The Chronicle Herald ran a piece on the front of their business section on Saturday about blogs. My comments were included and here is the full text of my submission. As an aside, the paper saw fit to cut the Scoble piece... I guess they had trouble understanding how a blog can nourish a business from the inside out... surprise, surprise...
Anyway, here it is:
Blogs, at their core, represent the humanization of the web. As such, they demand authenticity. Blogs are a human-to-human medium, not a business-to-consumer channel. Businesses seeking to tap into the power of blogs must recognize this fundamental difference – successful blogs cannot be littered with filtered PR-speak. Bloggers must write in their own voice. They must be human.
Consequently, the power of blogs for business is most certainly not in serving up the same old web ads on your blogs of choice. It is only when businesses begin to view their markets as conversations that their real strength is revealed: blogs allow businesses to talk with their customers in a profoundly different and compelling way.
Robert Scoble’s popular blog, Scobleizer (scobleizer.wordpress.com), had a dramatic impact on his employer, Microsoft.
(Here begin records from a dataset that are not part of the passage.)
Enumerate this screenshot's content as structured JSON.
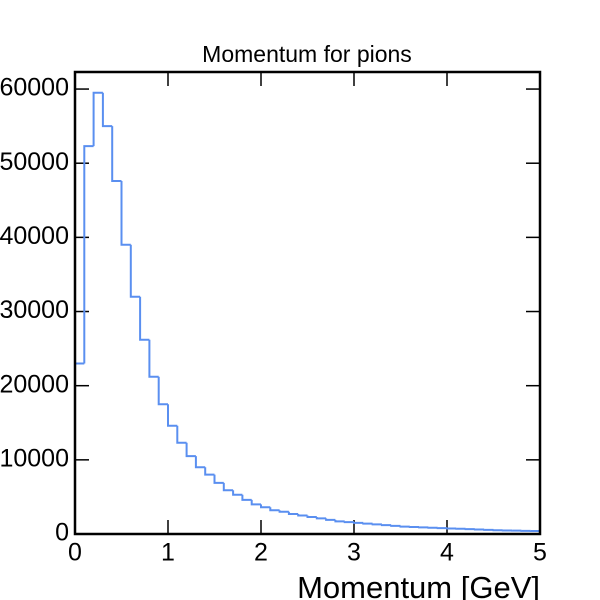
{
  "chart_data": {
    "type": "histogram",
    "title": "Momentum for pions",
    "x_label": "Momentum [GeV]",
    "bins": [
      0,
      0.1,
      0.2,
      0.3,
      0.4,
      0.5,
      0.6,
      0.7,
      0.8,
      0.9,
      1,
      1.1,
      1.2,
      1.3,
      1.4,
      1.5,
      1.6,
      1.7,
      1.8,
      1.9,
      2,
      2.1,
      2.2,
      2.3,
      2.4,
      2.5,
      2.6,
      2.7,
      2.8,
      2.9,
      3,
      3.1,
      3.2,
      3.3,
      3.4,
      3.5,
      3.6,
      3.7,
      3.8,
      3.9,
      4,
      4.1,
      4.2,
      4.3,
      4.4,
      4.5,
      4.6,
      4.7,
      4.8,
      4.9,
      5
    ],
    "values": [
      23000,
      52300,
      59500,
      55000,
      47600,
      39000,
      32000,
      26200,
      21200,
      17500,
      14600,
      12300,
      10500,
      9000,
      8000,
      6900,
      5900,
      5300,
      4600,
      4000,
      3600,
      3200,
      3000,
      2700,
      2500,
      2300,
      2100,
      1900,
      1700,
      1600,
      1500,
      1400,
      1300,
      1200,
      1100,
      1000,
      950,
      900,
      850,
      800,
      750,
      700,
      650,
      600,
      550,
      500,
      480,
      450,
      420,
      400
    ],
    "color": "#5a8ff0",
    "xlim": [
      0,
      5
    ],
    "xticks": [
      0,
      1,
      2,
      3,
      4,
      5
    ],
    "ylim": [
      0,
      62300
    ],
    "yticks": [
      0,
      10000,
      20000,
      30000,
      40000,
      50000,
      60000
    ]
  }
}
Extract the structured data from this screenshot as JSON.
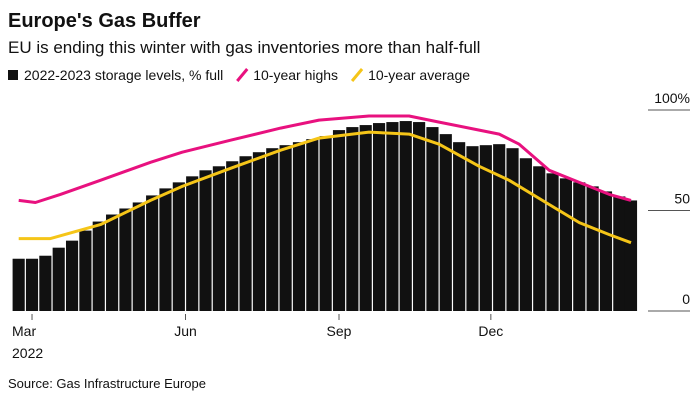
{
  "chart_data": {
    "type": "bar",
    "title": "Europe's Gas Buffer",
    "subtitle": "EU is ending this winter with gas inventories more than half-full",
    "source": "Source: Gas Infrastructure Europe",
    "x_sublabel": "2022",
    "xlim": [
      -9,
      362
    ],
    "xticks": [
      {
        "value": 0,
        "label": "Mar"
      },
      {
        "value": 92,
        "label": "Jun"
      },
      {
        "value": 184,
        "label": "Sep"
      },
      {
        "value": 275,
        "label": "Dec"
      }
    ],
    "ylim": [
      0,
      100
    ],
    "yticks": [
      0,
      50,
      {
        "value": 100,
        "label": "100%"
      }
    ],
    "series": [
      {
        "name": "2022-2023 storage levels, % full",
        "type": "bar",
        "color": "#111111",
        "x": [
          -8,
          0,
          8,
          16,
          24,
          32,
          40,
          48,
          56,
          64,
          72,
          80,
          88,
          96,
          104,
          112,
          120,
          128,
          136,
          144,
          152,
          160,
          168,
          176,
          184,
          192,
          200,
          208,
          216,
          224,
          232,
          240,
          248,
          256,
          264,
          272,
          280,
          288,
          296,
          304,
          312,
          320,
          328,
          336,
          344,
          352,
          359
        ],
        "values": [
          26,
          26,
          27.5,
          31.5,
          35,
          40,
          44.5,
          48,
          51,
          54,
          57.5,
          61,
          64,
          67,
          70,
          72,
          74.5,
          77,
          79,
          81,
          82.5,
          84,
          85.5,
          87,
          90,
          91.5,
          92.5,
          93.5,
          94,
          94.5,
          94,
          91.5,
          88,
          84,
          82,
          82.5,
          83,
          81,
          76,
          72,
          68.5,
          66,
          64,
          62,
          59.5,
          57,
          55
        ]
      },
      {
        "name": "10-year highs",
        "type": "line",
        "color": "#e8117f",
        "x": [
          -8,
          2,
          17,
          41,
          71,
          90,
          119,
          149,
          172,
          202,
          226,
          244,
          268,
          280,
          292,
          310,
          328,
          346,
          359
        ],
        "values": [
          55,
          54,
          58,
          65,
          74,
          79,
          85,
          91,
          95,
          97,
          97,
          94,
          90,
          88,
          83,
          70,
          64,
          58,
          55
        ]
      },
      {
        "name": "10-year average",
        "type": "line",
        "color": "#f5c518",
        "x": [
          -8,
          11,
          41,
          71,
          90,
          119,
          149,
          172,
          202,
          226,
          244,
          268,
          286,
          310,
          328,
          346,
          359
        ],
        "values": [
          36,
          36,
          43,
          55,
          62,
          71,
          80,
          86,
          89,
          88,
          83,
          72,
          65,
          53,
          44,
          38,
          34
        ]
      }
    ]
  }
}
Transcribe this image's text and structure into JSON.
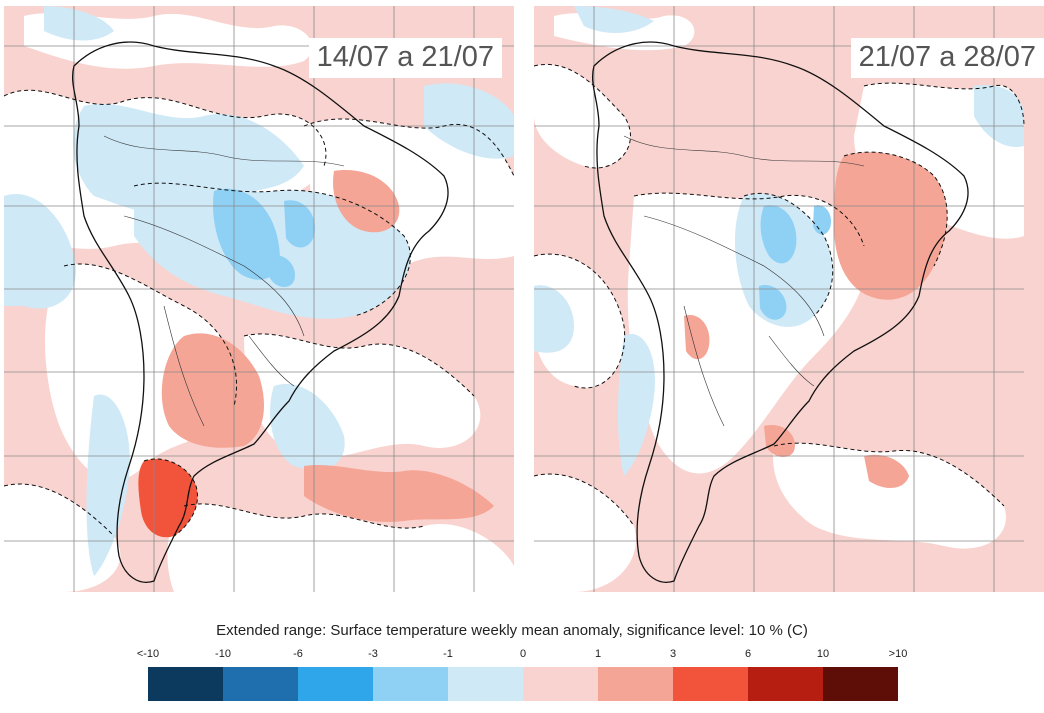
{
  "panels": [
    {
      "label": "14/07 a 21/07"
    },
    {
      "label": "21/07 a 28/07"
    }
  ],
  "legend": {
    "title": "Extended range: Surface temperature weekly mean anomaly, significance level: 10 % (C)",
    "ticks": [
      "<-10",
      "-10",
      "-6",
      "-3",
      "-1",
      "0",
      "1",
      "3",
      "6",
      "10",
      ">10"
    ],
    "colors": [
      "#0b3a5e",
      "#1f6fae",
      "#2fa6ea",
      "#8fd0f5",
      "#cfe9f7",
      "#f9d3cf",
      "#f5a596",
      "#f2533b",
      "#b61e12",
      "#5e0d07"
    ]
  },
  "map_colors": {
    "land_outline": "#111111",
    "grid": "#8a8a8a",
    "warm_weak": "#f9d3cf",
    "warm_mid": "#f5a596",
    "warm_strong": "#f2533b",
    "neutral": "#ffffff",
    "cool_weak": "#cfe9f7",
    "cool_mid": "#8fd0f5"
  }
}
Scoble’s open and honest dialogue about his employer – both good and bad – enabled a powerful conversation delivering key insights and thinking, from independent software developers and others, to those directly inside Microsoft.
Whether you’re looking for a bespoke suit (englishcut.com), a great bottle of wine (stormhoek.com), or a fantastic yacht (fenderkicker.typepad.com), great examples of business blogs abound. You will know them when you read them – they communicate with passion in a direct, genuine way that is unmistakably human.